Senegalese writer-director Ousmane Sembène’s first feature is ruefully funny, painfully emotionally descriptive and, ultimately, sharply ironical. Its title, La Noire de . . ., consigns its spirited protagonist, Diouana, to the multitudes of anonymous souls who leave Africa and become stranded, lost in Europe. An also unnamed French white couple have lured Diouana from the breathing fabric of her Dakar community to their Riviera apartment. Their enticement: the job of caring for their children. France itself is a fringe benefit, but Diouana finds herself trapped in the apartment. (Her “escape” is mental—flashbacks of her life back home.) At first, the girl doesn’t even get to see the couple’s children. She keeps wondering where they are. Instead, she is set to washing laundry and cooking. When the three young children finally do materialize, all three jobs remain hers to fill: maid; cook; nanny. For all that, “Lazybones” is constantly scolded by her mistress for, well, everything: wearing the wrong shoes, not keeping her step quick enough, etc. This woman, we intuit, needs her meanness as some sort of outlet, given how completely her possessions and bourgeois comforts have absorbed her existence, and to bolster her wobbled sense of white superiority. (Recently a French colony, Senegal is now independent.)
We know Diouana partly from her voiceover, which accompanies images of her, including those in the flat, sterile, stifling apartment. We thus get to hear Diouana’s intelligence and sensitivities at work—and as stream-of-consciousness, the twentieth century’s signature mode. Her being underscores and transcends individuality.

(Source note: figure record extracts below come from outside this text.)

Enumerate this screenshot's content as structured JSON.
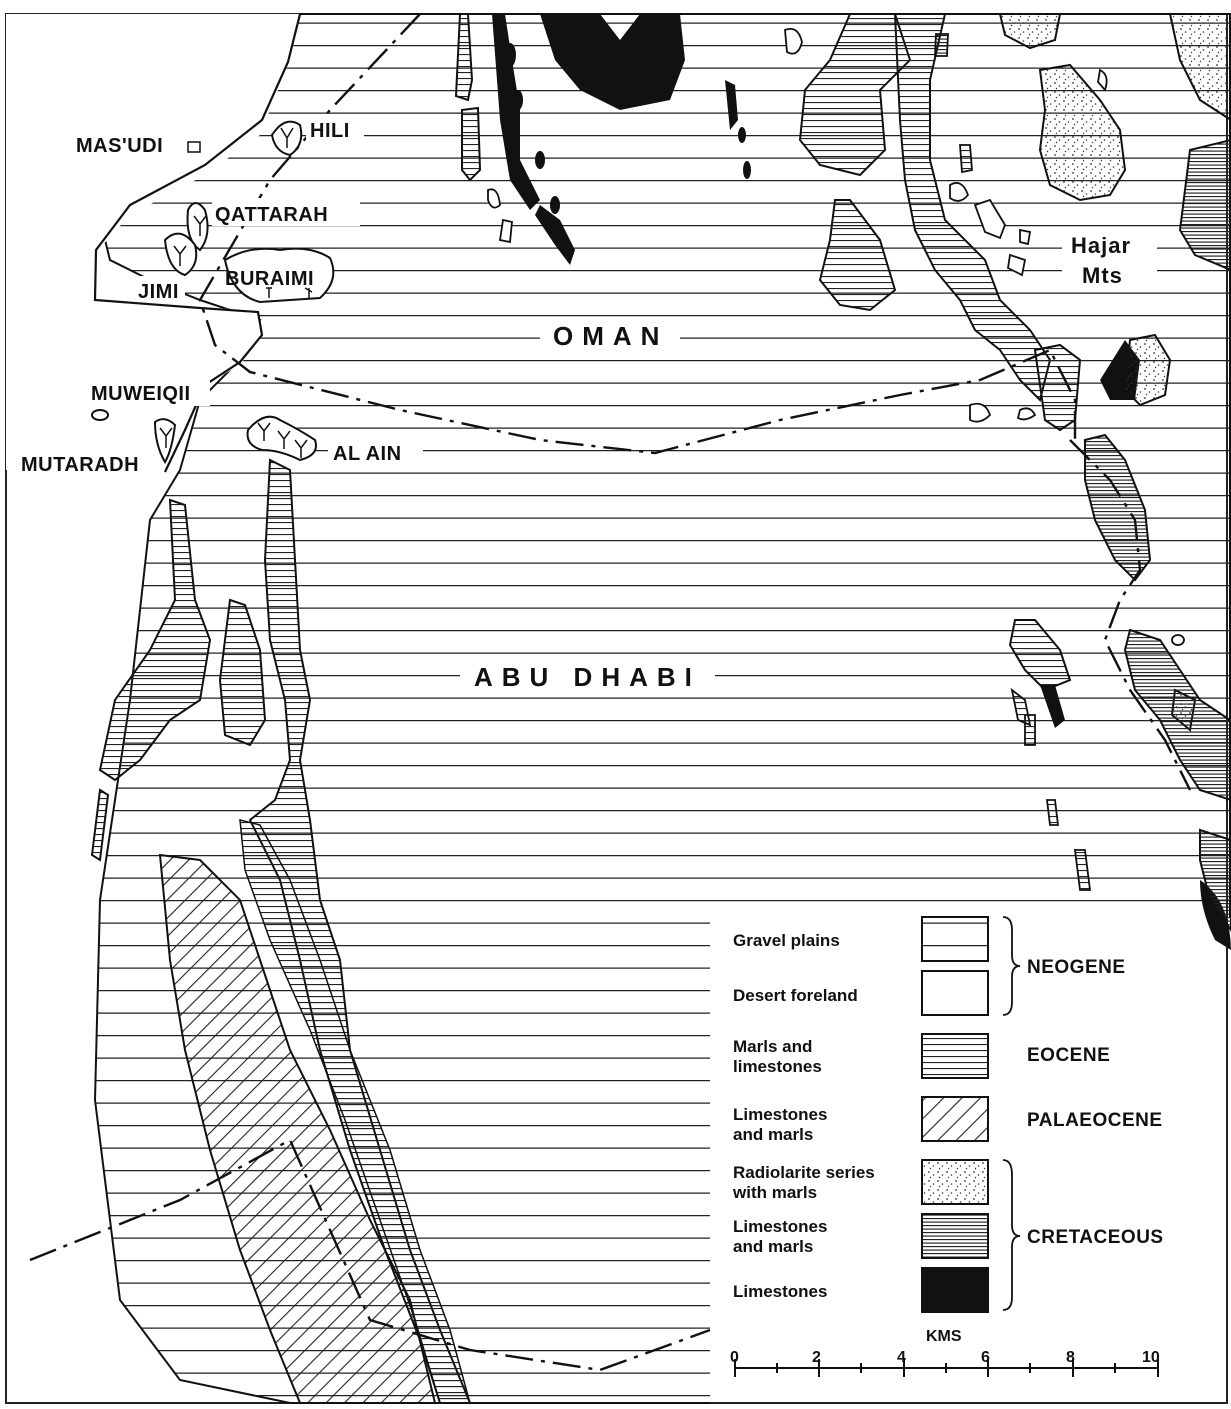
{
  "places": {
    "masudi": "MAS'UDI",
    "hili": "HILI",
    "qattarah": "QATTARAH",
    "jimi": "JIMI",
    "buraimi": "BURAIMI",
    "muweiqii": "MUWEIQII",
    "mutaradh": "MUTARADH",
    "al_ain": "AL AIN"
  },
  "regions": {
    "oman": "OMAN",
    "abu_dhabi": "ABU DHABI",
    "hajar_line1": "Hajar",
    "hajar_line2": "Mts"
  },
  "legend": {
    "items": [
      {
        "lines": [
          "Gravel plains"
        ],
        "pattern": "wide-horizontal"
      },
      {
        "lines": [
          "Desert foreland"
        ],
        "pattern": "blank"
      },
      {
        "lines": [
          "Marls and",
          "limestones"
        ],
        "pattern": "horizontal-lines"
      },
      {
        "lines": [
          "Limestones",
          "and marls"
        ],
        "pattern": "diagonal-hatch"
      },
      {
        "lines": [
          "Radiolarite series",
          "with marls"
        ],
        "pattern": "stipple"
      },
      {
        "lines": [
          "Limestones",
          "and marls"
        ],
        "pattern": "dense-horizontal"
      },
      {
        "lines": [
          "Limestones"
        ],
        "pattern": "solid-black"
      }
    ],
    "ages": {
      "neogene": "NEOGENE",
      "eocene": "EOCENE",
      "palaeocene": "PALAEOCENE",
      "cretaceous": "CRETACEOUS"
    }
  },
  "scale": {
    "unit": "KMS",
    "ticks": [
      "0",
      "2",
      "4",
      "6",
      "8",
      "10"
    ]
  },
  "colors": {
    "ink": "#111111",
    "paper": "#ffffff"
  }
}
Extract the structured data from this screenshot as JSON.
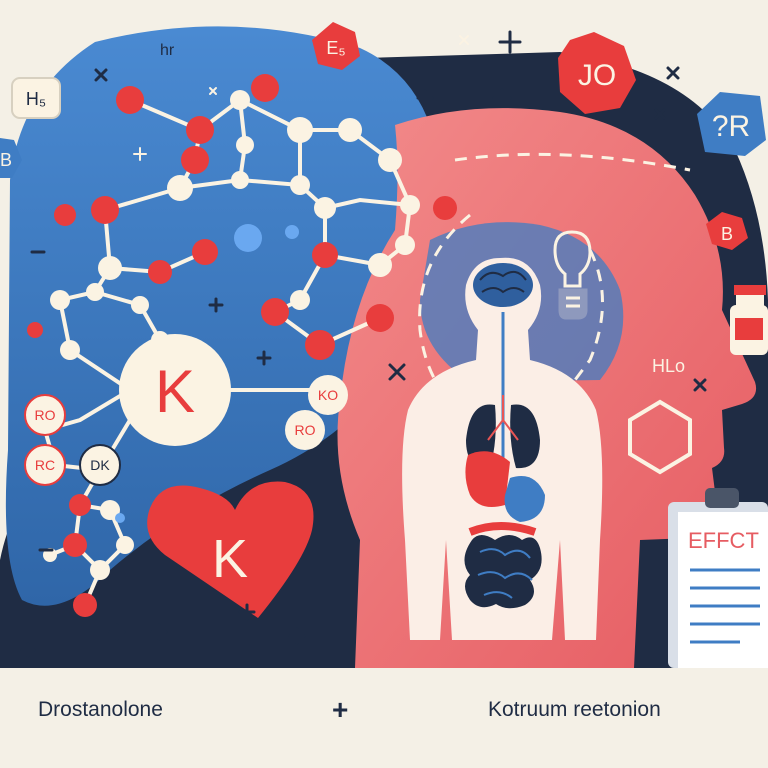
{
  "diagram": {
    "left_compound": "Drostanolone",
    "operator": "+",
    "right_compound": "Kotruum reetonion",
    "center_symbol": "K",
    "heart_symbol": "K",
    "clipboard_label": "EFFCT",
    "badges": {
      "e": "E₅",
      "jo": "JO",
      "pr": "?R",
      "b_small": "B",
      "h_left": "H₅",
      "b_left": "B",
      "hl": "HLo",
      "hr": "hr"
    },
    "molecule_labels": [
      "RO",
      "RC",
      "DK",
      "KO",
      "RO"
    ]
  },
  "colors": {
    "background": "#f4f0e6",
    "blue": "#3f7dc4",
    "navy": "#1f2c44",
    "red": "#e83d3d",
    "pink": "#ef6f70",
    "cream": "#fbf3e3"
  }
}
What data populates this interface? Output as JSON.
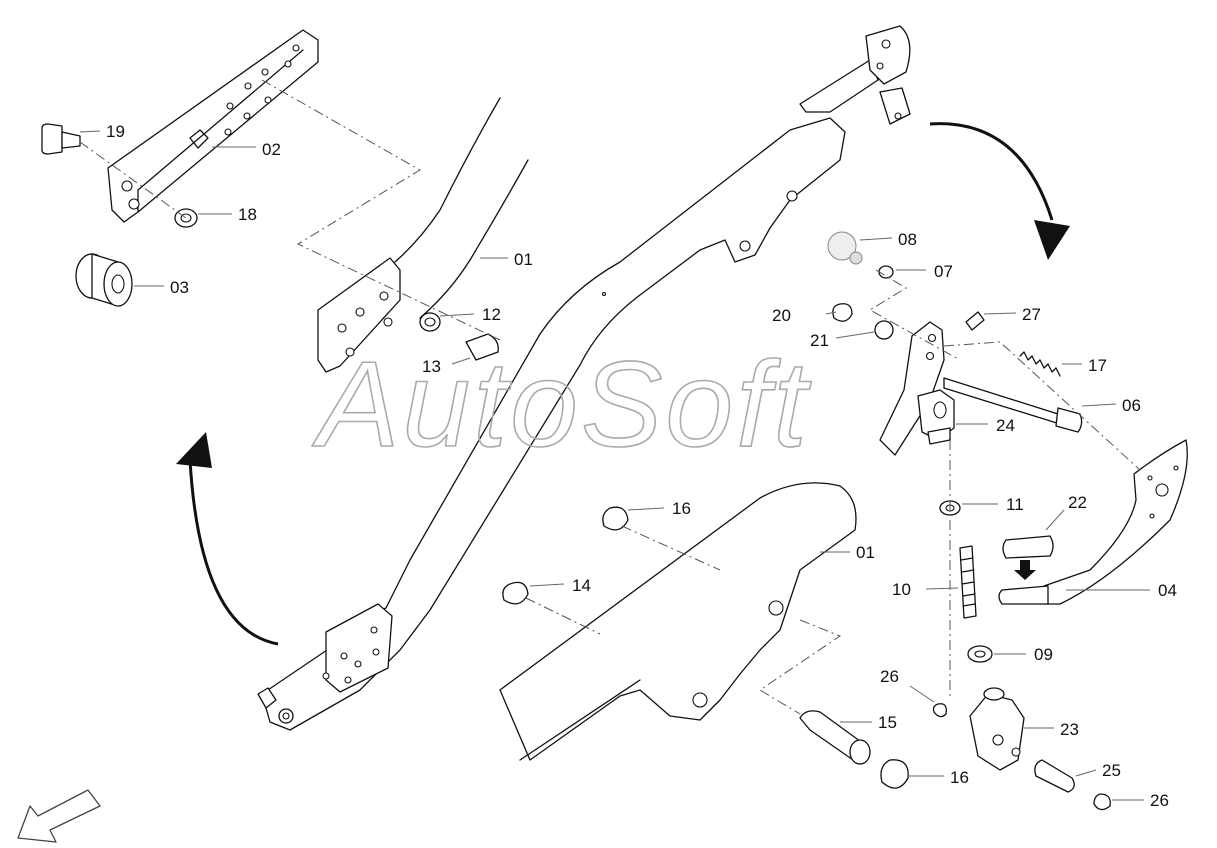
{
  "watermark": "AutoSoft",
  "callouts": [
    {
      "id": "c19",
      "label": "19"
    },
    {
      "id": "c02",
      "label": "02"
    },
    {
      "id": "c18",
      "label": "18"
    },
    {
      "id": "c03",
      "label": "03"
    },
    {
      "id": "c01a",
      "label": "01"
    },
    {
      "id": "c12",
      "label": "12"
    },
    {
      "id": "c13",
      "label": "13"
    },
    {
      "id": "c08",
      "label": "08"
    },
    {
      "id": "c07",
      "label": "07"
    },
    {
      "id": "c20",
      "label": "20"
    },
    {
      "id": "c21",
      "label": "21"
    },
    {
      "id": "c27",
      "label": "27"
    },
    {
      "id": "c17",
      "label": "17"
    },
    {
      "id": "c06",
      "label": "06"
    },
    {
      "id": "c24",
      "label": "24"
    },
    {
      "id": "c16a",
      "label": "16"
    },
    {
      "id": "c11",
      "label": "11"
    },
    {
      "id": "c22",
      "label": "22"
    },
    {
      "id": "c01b",
      "label": "01"
    },
    {
      "id": "c10",
      "label": "10"
    },
    {
      "id": "c04",
      "label": "04"
    },
    {
      "id": "c14",
      "label": "14"
    },
    {
      "id": "c09",
      "label": "09"
    },
    {
      "id": "c26a",
      "label": "26"
    },
    {
      "id": "c15",
      "label": "15"
    },
    {
      "id": "c23",
      "label": "23"
    },
    {
      "id": "c25",
      "label": "25"
    },
    {
      "id": "c16b",
      "label": "16"
    },
    {
      "id": "c26b",
      "label": "26"
    }
  ]
}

Diouana struggles to maintain her grace, dignity, poise; but the only way to do that, it turns out, is to commit suicide—which she does in the bathtub! A lingering bother for her mistress!
Diouana’s voiceover: its extinction is a piercing loss.

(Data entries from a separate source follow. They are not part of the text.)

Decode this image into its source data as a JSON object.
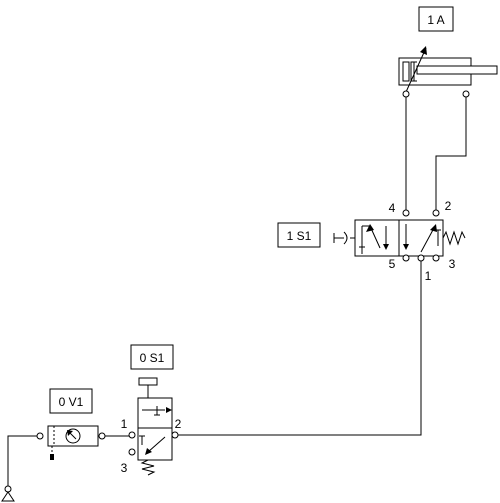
{
  "diagram": {
    "component_labels": {
      "cylinder": "1 A",
      "main_valve": "1 S1",
      "start_valve": "0 S1",
      "service_unit": "0 V1"
    },
    "ports": {
      "main_valve_4": "4",
      "main_valve_2": "2",
      "main_valve_5": "5",
      "main_valve_1": "1",
      "main_valve_3": "3",
      "start_valve_1": "1",
      "start_valve_2": "2",
      "start_valve_3": "3"
    }
  }
}
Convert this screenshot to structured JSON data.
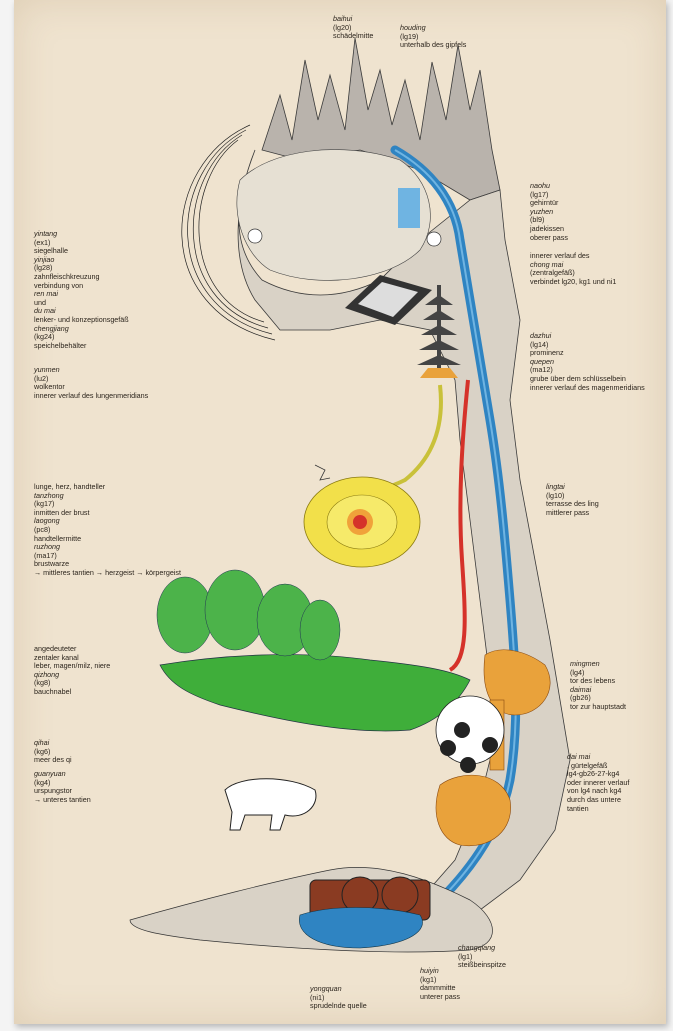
{
  "labels": {
    "baihui": {
      "name": "baihui",
      "code": " (lg20)",
      "desc": "schädelmitte"
    },
    "houding": {
      "name": "houding",
      "code": " (lg19)",
      "desc": "unterhalb des gipfels"
    },
    "naohu": {
      "name": "naohu",
      "code": " (lg17)",
      "l2": "gehirntür",
      "name2": "yuzhen",
      "code2": " (bl9)",
      "l4": "jadekissen",
      "l5": "oberer pass"
    },
    "inner_chong": {
      "l1a": "innerer verlauf des",
      "l2_it": "chong mai",
      "l2b": " (zentralgefäß)",
      "l3": "verbindet lg20, kg1 und ni1"
    },
    "dazhui": {
      "name": "dazhui",
      "code": " (lg14)",
      "l2": "prominenz",
      "name2": "quepen",
      "code2": " (ma12)",
      "l4": "grube über dem schlüsselbein",
      "l5": "innerer verlauf des magenmeridians"
    },
    "lingtai": {
      "name": "lingtai",
      "code": " (lg10)",
      "l2": "terrasse des ling",
      "l3": "mittlerer pass"
    },
    "mingmen": {
      "name": "mingmen",
      "code": " (lg4)",
      "l2": "tor des lebens",
      "name2": "daimai",
      "code2": " (gb26)",
      "l4": "tor zur hauptstadt"
    },
    "daimai": {
      "l1_it": "dai mai",
      "l1b": ", gürtelgefäß",
      "l2": "lg4-gb26-27-kg4",
      "l3": "oder innerer verlauf",
      "l4": "von lg4 nach kg4",
      "l5": "durch das untere",
      "l6": "tantien"
    },
    "changqiang": {
      "name": "changqiang",
      "code": " (lg1)",
      "desc": "steißbeinspitze"
    },
    "huiyin": {
      "name": "huiyin",
      "code": " (kg1)",
      "l2": "dammmitte",
      "l3": "unterer pass"
    },
    "yongquan": {
      "name": "yongquan",
      "code": " (ni1)",
      "desc": "sprudelnde quelle"
    },
    "yintang": {
      "name": "yintang",
      "code": " (ex1)",
      "l2": "siegelhalle",
      "name2": "yinjiao",
      "code2": " (lg28)",
      "l4": "zahnfleischkreuzung",
      "l5a": "verbindung von ",
      "l5_it1": "ren mai",
      "l5b": " und ",
      "l5_it2": "du mai",
      "l6": "lenker- und konzeptionsgefäß",
      "name3": "chengjiang",
      "code3": " (kg24)",
      "l8": "speichelbehälter"
    },
    "yunmen": {
      "name": "yunmen",
      "code": " (lu2)",
      "l2": "wolkentor",
      "l3": "innerer verlauf des lungenmeridians"
    },
    "lunge": {
      "l1": "lunge, herz, handteller",
      "name2": "tanzhong",
      "code2": " (kg17)",
      "l3": "inmitten der brust",
      "name3": "laogong",
      "code3": " (pc8)",
      "l5": "handtellermitte",
      "name4": "ruzhong",
      "code4": " (ma17)",
      "l7": "brustwarze",
      "l8": "→ mittleres tantien → herzgeist → körpergeist"
    },
    "zentral": {
      "l1": "angedeuteter",
      "l2": "zentaler kanal",
      "l3": "leber, magen/milz, niere",
      "name2": "qizhong",
      "code2": " (kg8)",
      "l5": "bauchnabel"
    },
    "qihai": {
      "name": "qihai",
      "code": " (kg6)",
      "desc": "meer des qi"
    },
    "guanyuan": {
      "name": "guanyuan",
      "code": " (kg4)",
      "l2": "urspungstor",
      "l3": "→ unteres tantien"
    }
  },
  "colors": {
    "paper": "#efe3cf",
    "rock": "#b9b3ac",
    "river": "#2f84c2",
    "red_channel": "#d5322a",
    "yellow": "#f2e04a",
    "green": "#3fae3a",
    "orange": "#e9a23b",
    "brown": "#8a3b22"
  },
  "icons": [
    "mountain-peaks",
    "river",
    "pagoda",
    "weaving-loom",
    "sun-yellow-orb",
    "willow-trees",
    "yin-yang-circles",
    "ox-plough",
    "water-wheel"
  ]
}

THE COMEDY OF POWER (Claude Chabrol, 2006)
May 25, 2008Corruption in Elf-Acquitaine, France’s massively profitable national oil company, is usually described in the States in terms of corporate embezzlement or sideline sexual improprieties; but it also revealed the astonishing tenacity of European colonialism, which has found ways of persisting under new guises past its official death. Western European nations other than France were eventually implicated in the scandal.
Made by Claude Chabrol only a few years after the case was legally resolved, L’ivresse du pouvoir is a delicious satirical comedy—and in a genre that usually excludes humor for the sake of paranoid “realism” and stark suspense. Isabelle Huppert gives a fascinating performance as Jeanne Charmant-Killman, the driven investigating magistrate based on Eva Joly. Early on, the great pleasure of Chabrol’s measured, Hitchcockian film lies in sitting back and watching Huppert’s Jeanne make her arrested arrogant CEO, Humeau, squirm. Jeanne wants to make examples of miscreants. She is on the side of the angels.

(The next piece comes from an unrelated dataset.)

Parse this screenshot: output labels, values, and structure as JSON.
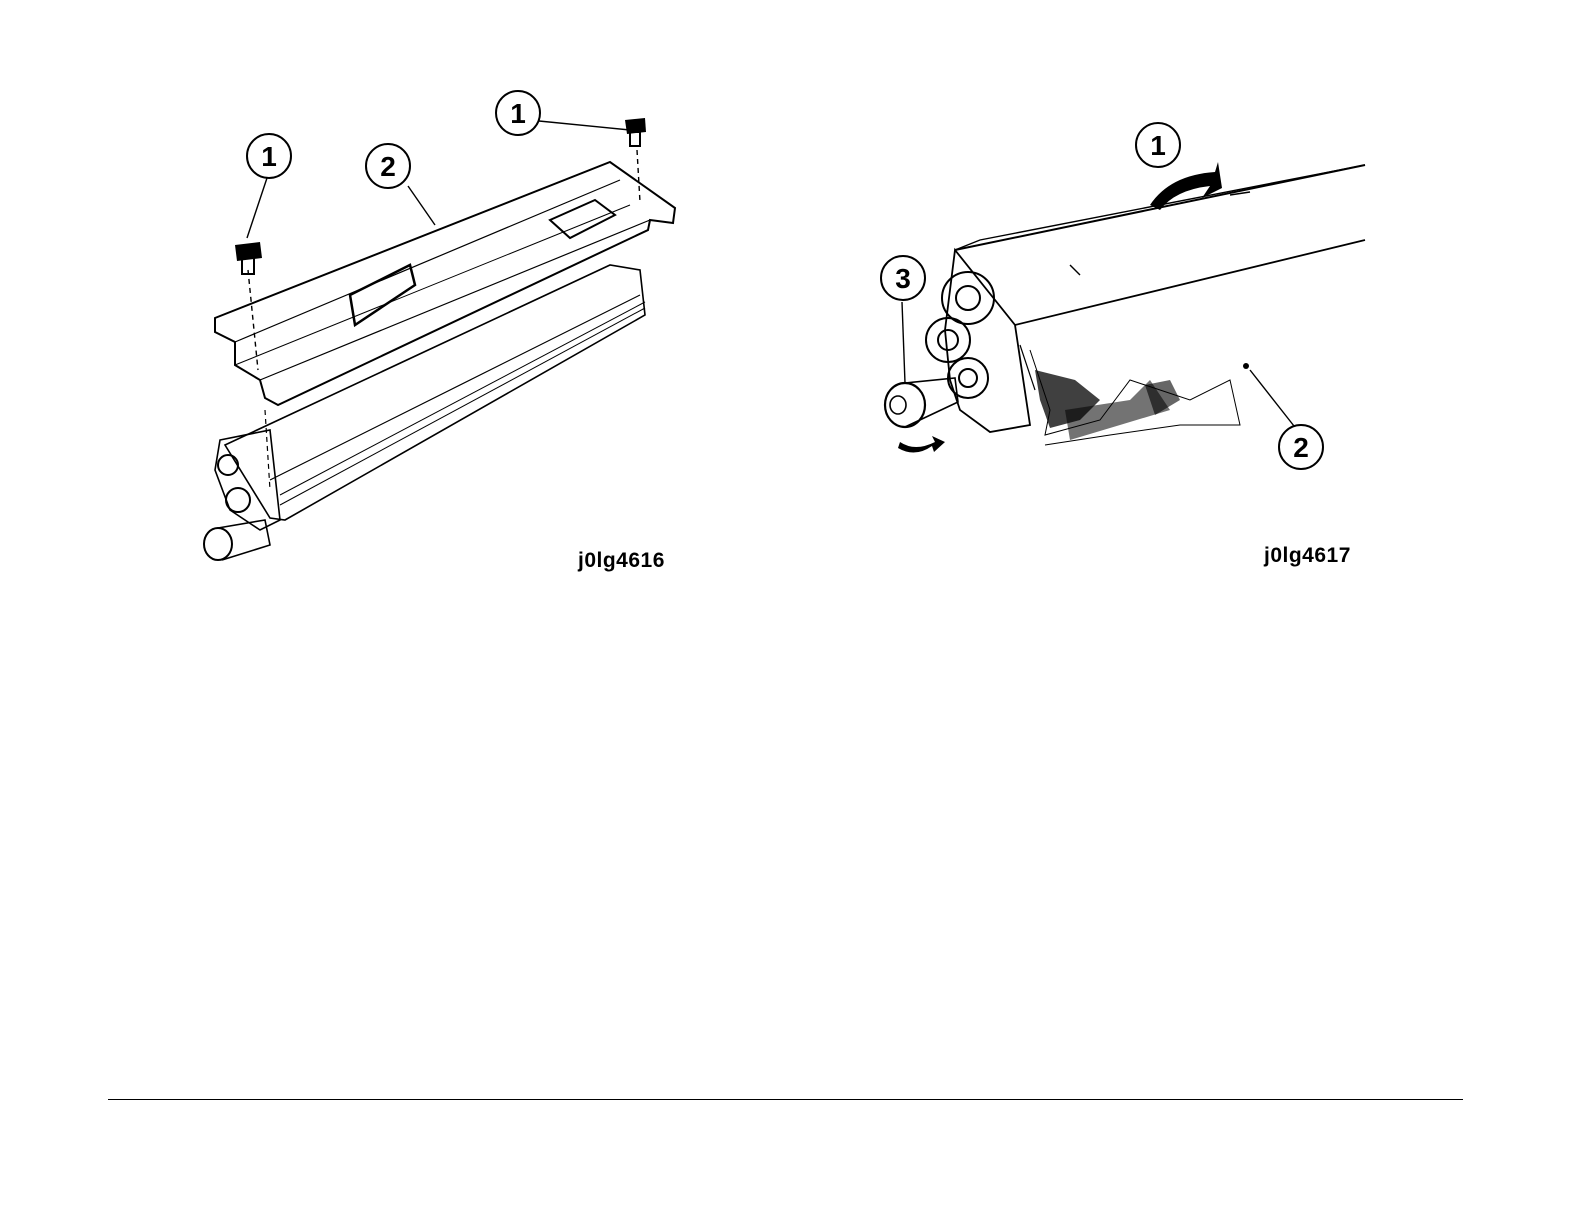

But the film gradually turns, downward, revealing a more surprising distribution of virtues and vices—and of power at a given moment. “Am I not supposed to be the most powerful person in France?” Jeanne asks of her boss with exquisite irony as she feels a vast conspiracy thwarting her attempt to arrive at the bottom of things. Humeau, it turns out, is not as powerful as he once seemed but only “a tree hiding the forest.” In his final encounter with Jeanne, in a hospital corridor, he suddenly strikes us as sympathetic and Jeanne, whose husband has attempted suicide owing to her neglect, less so. Power damages whosever foot it is on, and the presiding judge’s charge that Jeanne has “lost [her] objectivity” may reflect, may be, the truth.
An exhilarating entertainment observing high-stake games of oneupsmanship.